I hover over a thumbnail of a man I don’t recognize, and my phone comes to life. The name Thomas Rhett flashes, and the words “Things You Do For Love” scroll across my screen. Tapping the picture, the song begins to play, and my throat closes up at the realization that I not only know the words, but I feel them in my chest. My heart thrashes wildly in time with the happy beat.
What would I do? Not for love, but for Tilly? Is that the same thing? Does it matter if I’m doing it for Tilly or for love? Or for the love of Tilly? Can I be the man she needs? Bloody hell, I need a drink.
Images of our time together flood my vision. Tilly in the blue dress. Tilly in the purple dress. Tilly laughing with the security guard at the library. Tilly riding that bloody scooter. On the boat with absolutely no qualms about spearing the bait with an enormous hook. And Tilly in my bed. She’s everywhere. Branded on my life like she’ll never leave.
I tug on the ends of my hair until my scalp prickles. My ears ring like I’m learning how to hear for the first time, and I drop my phone to cover them, but it isn’t enough. It’s like Tilly’s the notes in the song of my life. I feel her viscerally as if she were here with every strum of the guitar.
The thirty-second snippet stops, and I press the button to play it again. It doesn’t last long enough for me to get it out of my system. Why is the damn song so short? Glancing at the time, I call Angie. It’s just after two p.m. here—hopefully, she’s still in the office.
“You’re alive,” she answers with a grin in her voice. I’m sure she was expecting me to check in multiple times a day, but it never even crossed my mind with Tilly here.

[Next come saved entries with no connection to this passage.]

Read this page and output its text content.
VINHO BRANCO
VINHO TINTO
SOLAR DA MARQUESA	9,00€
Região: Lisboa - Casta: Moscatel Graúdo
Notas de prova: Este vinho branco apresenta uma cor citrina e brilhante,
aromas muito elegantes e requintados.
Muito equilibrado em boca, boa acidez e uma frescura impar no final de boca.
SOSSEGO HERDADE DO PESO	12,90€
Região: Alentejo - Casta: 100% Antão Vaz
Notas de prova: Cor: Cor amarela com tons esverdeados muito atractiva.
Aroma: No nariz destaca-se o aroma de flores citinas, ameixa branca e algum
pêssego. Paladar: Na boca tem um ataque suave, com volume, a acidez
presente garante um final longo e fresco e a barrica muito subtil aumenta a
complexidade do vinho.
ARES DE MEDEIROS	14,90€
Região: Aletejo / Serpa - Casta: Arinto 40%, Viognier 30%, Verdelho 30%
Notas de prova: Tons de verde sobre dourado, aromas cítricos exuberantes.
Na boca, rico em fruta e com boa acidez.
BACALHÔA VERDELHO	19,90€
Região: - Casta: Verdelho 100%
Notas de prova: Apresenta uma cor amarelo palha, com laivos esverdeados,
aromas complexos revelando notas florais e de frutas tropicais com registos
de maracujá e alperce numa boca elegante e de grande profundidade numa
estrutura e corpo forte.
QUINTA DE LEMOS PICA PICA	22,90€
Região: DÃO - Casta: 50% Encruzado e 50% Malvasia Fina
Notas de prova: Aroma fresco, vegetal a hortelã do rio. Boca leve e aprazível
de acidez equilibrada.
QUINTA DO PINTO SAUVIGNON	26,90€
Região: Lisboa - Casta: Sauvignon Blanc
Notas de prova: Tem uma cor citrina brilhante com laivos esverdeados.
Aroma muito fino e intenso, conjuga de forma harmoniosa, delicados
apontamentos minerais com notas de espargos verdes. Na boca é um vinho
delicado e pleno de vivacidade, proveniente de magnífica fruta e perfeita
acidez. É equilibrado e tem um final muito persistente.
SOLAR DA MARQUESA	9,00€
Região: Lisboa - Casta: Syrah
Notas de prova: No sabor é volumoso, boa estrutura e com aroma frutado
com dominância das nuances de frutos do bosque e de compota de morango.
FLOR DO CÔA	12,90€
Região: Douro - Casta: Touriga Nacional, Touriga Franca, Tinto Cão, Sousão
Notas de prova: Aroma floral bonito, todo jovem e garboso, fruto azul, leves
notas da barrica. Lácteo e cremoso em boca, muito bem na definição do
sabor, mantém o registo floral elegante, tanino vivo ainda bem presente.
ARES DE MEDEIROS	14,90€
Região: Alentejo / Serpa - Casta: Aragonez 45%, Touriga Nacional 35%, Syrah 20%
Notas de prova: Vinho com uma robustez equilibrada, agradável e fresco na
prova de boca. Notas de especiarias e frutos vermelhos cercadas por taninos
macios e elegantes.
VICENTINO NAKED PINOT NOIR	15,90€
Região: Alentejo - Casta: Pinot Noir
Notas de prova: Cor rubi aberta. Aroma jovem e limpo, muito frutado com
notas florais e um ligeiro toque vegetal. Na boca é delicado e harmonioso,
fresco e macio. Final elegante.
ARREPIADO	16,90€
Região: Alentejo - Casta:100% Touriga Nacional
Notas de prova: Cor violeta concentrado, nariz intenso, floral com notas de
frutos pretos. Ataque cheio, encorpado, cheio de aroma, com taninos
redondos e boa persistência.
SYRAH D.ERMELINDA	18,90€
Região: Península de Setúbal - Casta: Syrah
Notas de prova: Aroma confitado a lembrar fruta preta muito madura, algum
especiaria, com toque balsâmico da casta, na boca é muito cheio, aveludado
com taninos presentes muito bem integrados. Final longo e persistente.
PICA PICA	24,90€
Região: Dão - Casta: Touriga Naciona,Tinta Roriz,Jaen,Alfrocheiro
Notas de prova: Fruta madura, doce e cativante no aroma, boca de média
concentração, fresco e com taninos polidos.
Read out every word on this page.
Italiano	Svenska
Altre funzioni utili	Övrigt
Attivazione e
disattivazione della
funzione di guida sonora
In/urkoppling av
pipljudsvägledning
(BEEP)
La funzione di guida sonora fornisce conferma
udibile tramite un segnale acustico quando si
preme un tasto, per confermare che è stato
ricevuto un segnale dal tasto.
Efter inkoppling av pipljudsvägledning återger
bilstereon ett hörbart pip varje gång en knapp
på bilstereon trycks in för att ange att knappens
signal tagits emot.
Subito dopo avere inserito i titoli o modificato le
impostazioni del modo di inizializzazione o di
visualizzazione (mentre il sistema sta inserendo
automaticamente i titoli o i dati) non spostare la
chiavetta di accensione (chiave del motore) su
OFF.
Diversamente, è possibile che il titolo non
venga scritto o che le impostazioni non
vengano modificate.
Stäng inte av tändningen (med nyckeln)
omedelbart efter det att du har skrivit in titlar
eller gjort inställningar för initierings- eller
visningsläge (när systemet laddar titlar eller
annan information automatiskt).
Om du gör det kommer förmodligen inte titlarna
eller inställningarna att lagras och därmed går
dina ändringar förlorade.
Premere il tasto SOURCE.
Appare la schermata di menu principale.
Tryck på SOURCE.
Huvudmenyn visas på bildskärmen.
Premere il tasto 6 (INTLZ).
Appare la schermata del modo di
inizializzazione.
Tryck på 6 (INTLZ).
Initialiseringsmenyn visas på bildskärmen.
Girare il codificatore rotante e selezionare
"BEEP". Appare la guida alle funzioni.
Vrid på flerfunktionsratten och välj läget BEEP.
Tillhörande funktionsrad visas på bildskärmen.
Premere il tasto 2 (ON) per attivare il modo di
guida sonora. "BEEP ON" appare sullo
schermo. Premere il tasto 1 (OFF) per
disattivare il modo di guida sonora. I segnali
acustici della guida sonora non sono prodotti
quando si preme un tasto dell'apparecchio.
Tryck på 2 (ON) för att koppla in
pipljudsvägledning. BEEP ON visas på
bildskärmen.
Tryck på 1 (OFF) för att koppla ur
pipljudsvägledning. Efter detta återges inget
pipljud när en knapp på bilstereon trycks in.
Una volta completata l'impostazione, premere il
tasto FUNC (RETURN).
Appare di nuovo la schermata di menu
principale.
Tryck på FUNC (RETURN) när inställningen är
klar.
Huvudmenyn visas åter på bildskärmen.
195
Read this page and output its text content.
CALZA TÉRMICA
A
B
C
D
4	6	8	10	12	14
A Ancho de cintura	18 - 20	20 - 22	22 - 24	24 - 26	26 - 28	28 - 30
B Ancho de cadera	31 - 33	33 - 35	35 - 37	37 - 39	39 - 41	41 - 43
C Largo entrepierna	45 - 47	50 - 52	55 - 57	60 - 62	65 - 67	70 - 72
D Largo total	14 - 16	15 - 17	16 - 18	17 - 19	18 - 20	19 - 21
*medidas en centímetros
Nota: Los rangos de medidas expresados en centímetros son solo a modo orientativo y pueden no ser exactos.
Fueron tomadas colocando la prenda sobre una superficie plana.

“How do I get a song on my phone?” I bark. The irony of calling my sixty-year-old assistant for help with technology is not lost on me, but I’m not thinking clearly.
“A song?”
“Yes, Angie. A song. How do I get it to play music? Is there an app or something?” I hear her shuffling papers in the background before it’s replaced with silence. “Angie? Do you know or not?”
“My brother—”
“Jesus Christ, Nono. What are you doing in my office?”
“Visiting Kitty. But I’m here to help. My brother, who is notoriously music-adverse, wants music on his phone?”
“Yes,” I all but growl.
“Any song in particular?” She’s having far too much fun with this.
“Yes.”
“Well, you have to tell me so I can help you.”
“Just tell me how to get it, and I’ll do it myself.”
“No can do, big bro! That’s not how it works. What song? I’ll forward you a playlist.” Is she fucking with me? She probably is. Perhaps I should have Googled it.
“‘Things You Do For Love,’” I mutter tersely, but the words don’t carry across the phone because she laughs.